OPINION:  Section 44 of the Constitution is a problem not just for the current parliament, but for its successors. The section threatens long-term damage to our electoral processes and the stability of ­future governments.

Disqualification of dual citizens is only one part of section 44. It also excludes any person who holds an “office of profit under the Crown” or a “direct or indirect pecuniary interest in any agreement with the public service of the commonwealth”. These may yet play a larger role in disrupting the membership of parliament.

These additional grounds may be of great scope, especially if the High Court continues its strict line. An office of profit might be a local government mayor, and even small federal contracts could be a pecuniary interest.

Time will tell, as the High Court has been asked to determine these questions in the cases of Steve Martin, Jackie Lambie’s replacement, and ­Nationals MP David Gillespie. If either is struck out, the hunt will be on for others with a similar background.

A different problem is the ­inadequate and ineffectual response of our leaders to section 44. The centrepiece is a register containing citizenship and family background information. It is incomplete, failing to extend to some grounds of dual citizenship, and lacks an independent assessment of whether a parliamentarian is at risk. Instead, the information, often of a sensitive family nature, is left in the public domain as a basis for media speculation and political attack.

Under this system, referrals to the High Court are a question of numbers and partisanship. In the House of Representatives, the government can use its majority to shield Coalition MPs of high risk, while referring opposition MPs to the High Court irrespective of the strength of the legal case against them. This sets a dangerous precedent. If Labor wins the next election, there will be no impediment to it using its numbers in the lower house to refer suspect Coalition members to the High Court. It could do so even if such a referral was not warranted, or if it was ­designed to obscure doubts about its own members. The government’s approach demonstrates the short-term thinking of both major parties.

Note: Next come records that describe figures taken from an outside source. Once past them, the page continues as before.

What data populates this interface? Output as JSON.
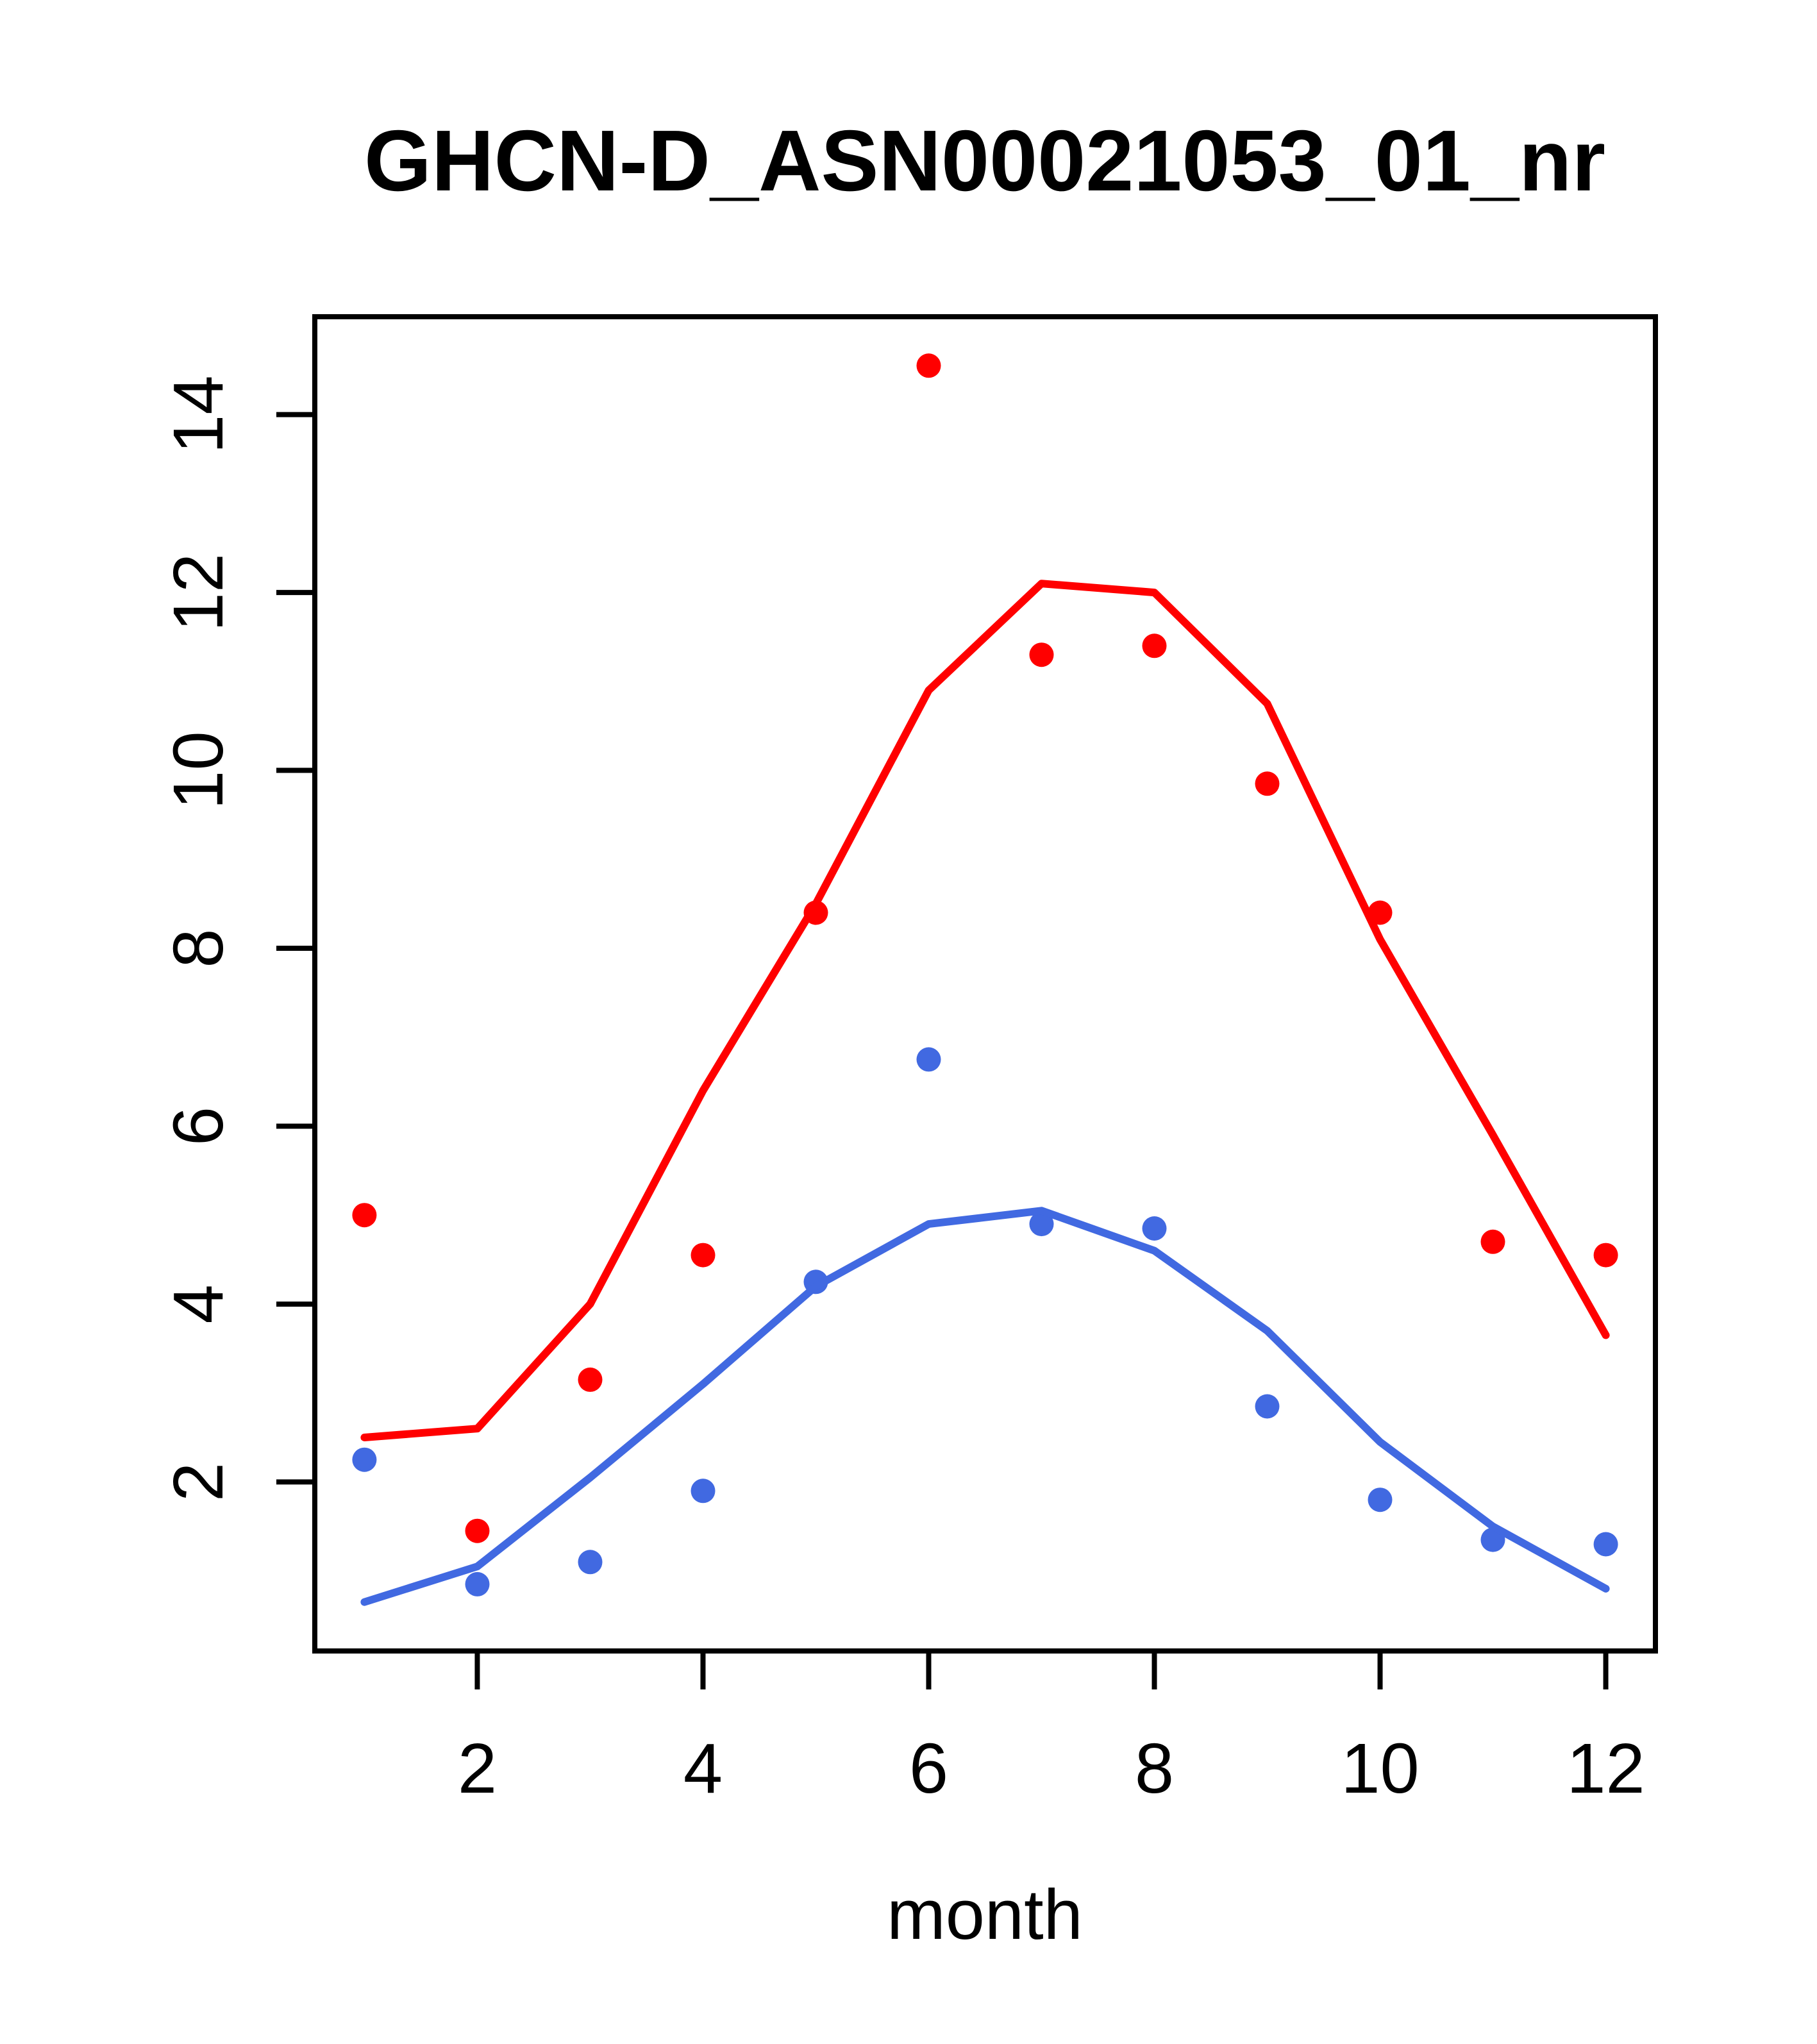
{
  "page": {
    "background_color": "#ffffff",
    "foreground_color": "#000000"
  },
  "chart_data": {
    "type": "scatter",
    "title": "GHCN-D_ASN00021053_01_nr",
    "xlabel": "month",
    "ylabel": "",
    "grid": false,
    "legend_position": "none",
    "x_ticks": [
      2,
      4,
      6,
      8,
      10,
      12
    ],
    "y_ticks": [
      2,
      4,
      6,
      8,
      10,
      12,
      14
    ],
    "xlim": [
      0.56,
      12.44
    ],
    "ylim": [
      0.1,
      15.1
    ],
    "months": [
      1,
      2,
      3,
      4,
      5,
      6,
      7,
      8,
      9,
      10,
      11,
      12
    ],
    "colors": {
      "red_series": "#ff0000",
      "blue_series": "#4169e1",
      "axis": "#000000"
    },
    "series": [
      {
        "name": "red-points",
        "kind": "points",
        "color": "#ff0000",
        "values": [
          5.0,
          1.45,
          3.15,
          4.55,
          8.4,
          14.55,
          11.3,
          11.4,
          9.85,
          8.4,
          4.7,
          4.55
        ]
      },
      {
        "name": "blue-points",
        "kind": "points",
        "color": "#4169e1",
        "values": [
          2.25,
          0.85,
          1.1,
          1.9,
          4.25,
          6.75,
          4.9,
          4.85,
          2.85,
          1.8,
          1.35,
          1.3
        ]
      },
      {
        "name": "red-fit-line",
        "kind": "line",
        "color": "#ff0000",
        "values": [
          2.5,
          2.6,
          4.0,
          6.4,
          8.5,
          10.9,
          12.1,
          12.0,
          10.75,
          8.1,
          5.9,
          3.65
        ]
      },
      {
        "name": "blue-fit-line",
        "kind": "line",
        "color": "#4169e1",
        "values": [
          0.65,
          1.05,
          2.05,
          3.1,
          4.2,
          4.9,
          5.05,
          4.6,
          3.7,
          2.45,
          1.5,
          0.8
        ]
      }
    ]
  }
}
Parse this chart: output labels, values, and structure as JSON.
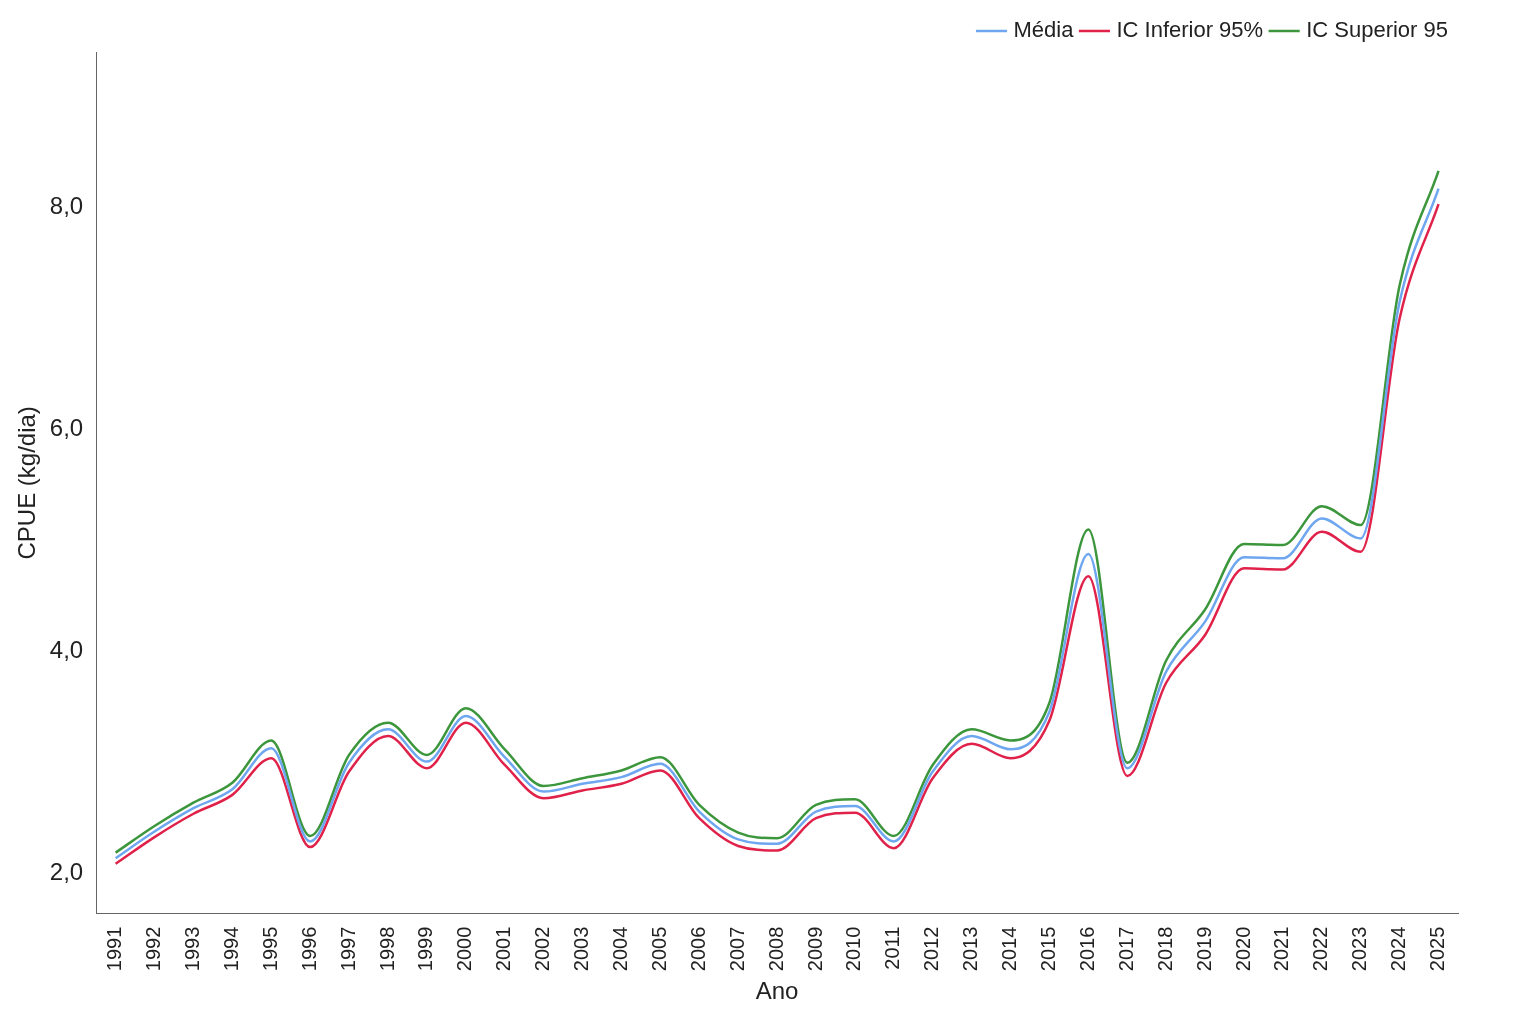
{
  "chart_data": {
    "type": "line",
    "xlabel": "Ano",
    "ylabel": "CPUE (kg/dia)",
    "categories": [
      "1991",
      "1992",
      "1993",
      "1994",
      "1995",
      "1996",
      "1997",
      "1998",
      "1999",
      "2000",
      "2001",
      "2002",
      "2003",
      "2004",
      "2005",
      "2006",
      "2007",
      "2008",
      "2009",
      "2010",
      "2011",
      "2012",
      "2013",
      "2014",
      "2015",
      "2016",
      "2017",
      "2018",
      "2019",
      "2020",
      "2021",
      "2022",
      "2023",
      "2024",
      "2025"
    ],
    "series": [
      {
        "name": "Média",
        "color": "#6ea6f0",
        "values": [
          2.14,
          2.38,
          2.59,
          2.76,
          3.13,
          2.29,
          3.0,
          3.3,
          3.01,
          3.42,
          3.05,
          2.74,
          2.81,
          2.87,
          2.99,
          2.56,
          2.31,
          2.27,
          2.56,
          2.61,
          2.29,
          2.92,
          3.24,
          3.12,
          3.46,
          4.88,
          2.95,
          3.82,
          4.27,
          4.85,
          4.84,
          5.2,
          5.02,
          7.15,
          8.17
        ]
      },
      {
        "name": "IC Inferior 95%",
        "color": "#e0224a",
        "values": [
          2.09,
          2.33,
          2.54,
          2.71,
          3.04,
          2.24,
          2.92,
          3.24,
          2.95,
          3.36,
          2.98,
          2.68,
          2.75,
          2.81,
          2.93,
          2.5,
          2.25,
          2.21,
          2.5,
          2.55,
          2.23,
          2.86,
          3.17,
          3.04,
          3.38,
          4.68,
          2.88,
          3.72,
          4.15,
          4.75,
          4.74,
          5.08,
          4.9,
          7.0,
          8.03
        ]
      },
      {
        "name": "IC Superior 95",
        "color": "#3c963c",
        "values": [
          2.19,
          2.43,
          2.64,
          2.82,
          3.2,
          2.34,
          3.07,
          3.36,
          3.07,
          3.49,
          3.12,
          2.79,
          2.86,
          2.93,
          3.05,
          2.62,
          2.37,
          2.32,
          2.62,
          2.67,
          2.34,
          2.98,
          3.3,
          3.2,
          3.54,
          5.1,
          3.0,
          3.92,
          4.38,
          4.97,
          4.96,
          5.31,
          5.14,
          7.3,
          8.33
        ]
      }
    ],
    "ylim": [
      1.64,
      9.4
    ],
    "yticks": [
      {
        "value": 2,
        "label": "2,0"
      },
      {
        "value": 4,
        "label": "4,0"
      },
      {
        "value": 6,
        "label": "6,0"
      },
      {
        "value": 8,
        "label": "8,0"
      }
    ],
    "grid": false,
    "legend": "top right",
    "marker": "none",
    "line_style": "solid"
  }
}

Their focus is on immediate political advantage, rather than solving the larger problem. This is also evident in the failure to grapple with how the section may destabilise the next election.

Section 44 applies to every person who nominates for election, whether or not they are successful. At the 2016 federal election, 1625 people stood for office. Many were ineligible to stand, with few outside the major parties making even the barest inquiries about their citizenship or other grounds of disqualification.

There can be as little as 10 days between the calling of an election and the close of nominations

In 2016, few people were aware of section 44, and so the high ­number of ineligible candidates did not raise concerns. Things will be different next time. The legitimacy of the poll will be questioned if ballots are contested by dual citizens and other disqualified candidates, especially where their presence affects the outcome.

Unfortunately, there is no easy fix. Our electoral processes do not provide time to vet all candidates. There can be as little as 10 days between the calling of an election and the close of nominations. Instead, the process must begin weeks before the election is called, which will be before many people have decided to run as a candidate.

The vetting of even a single person can be time-consuming and complex. The process requires each candidate to construct a family tree back to their great grandparents that identifies anyone born in or holding the citizenship of another country. Lawyers from Australia and overseas must then assess whether the candidate has received citizenship by descent. The background of the person’s spouse must also be examined to see if citizenship has been conferred by marriage.

Parliament could respond by mandating a much longer period between the calling of an election and the close of nominations. It could also fund an independent agency to assess the eligibility of all candidates. These would introduce a bloated election period and cost millions of dollars.

The better option is to fix the underlying problem. A solution is provided by the Constitution itself. Section 34 sets out the qualifications of members, including that they be at least 21 years of age.

It begins with the words “until the parliament otherwise provides”, meaning that these rules can be changed and updated. Australia should hold a referendum to insert these same words into section 44. This would permit parliament to rewrite the terms of disqualification to put our present problems behind us once and for all.

George Williams is Dean of Law at UNSW.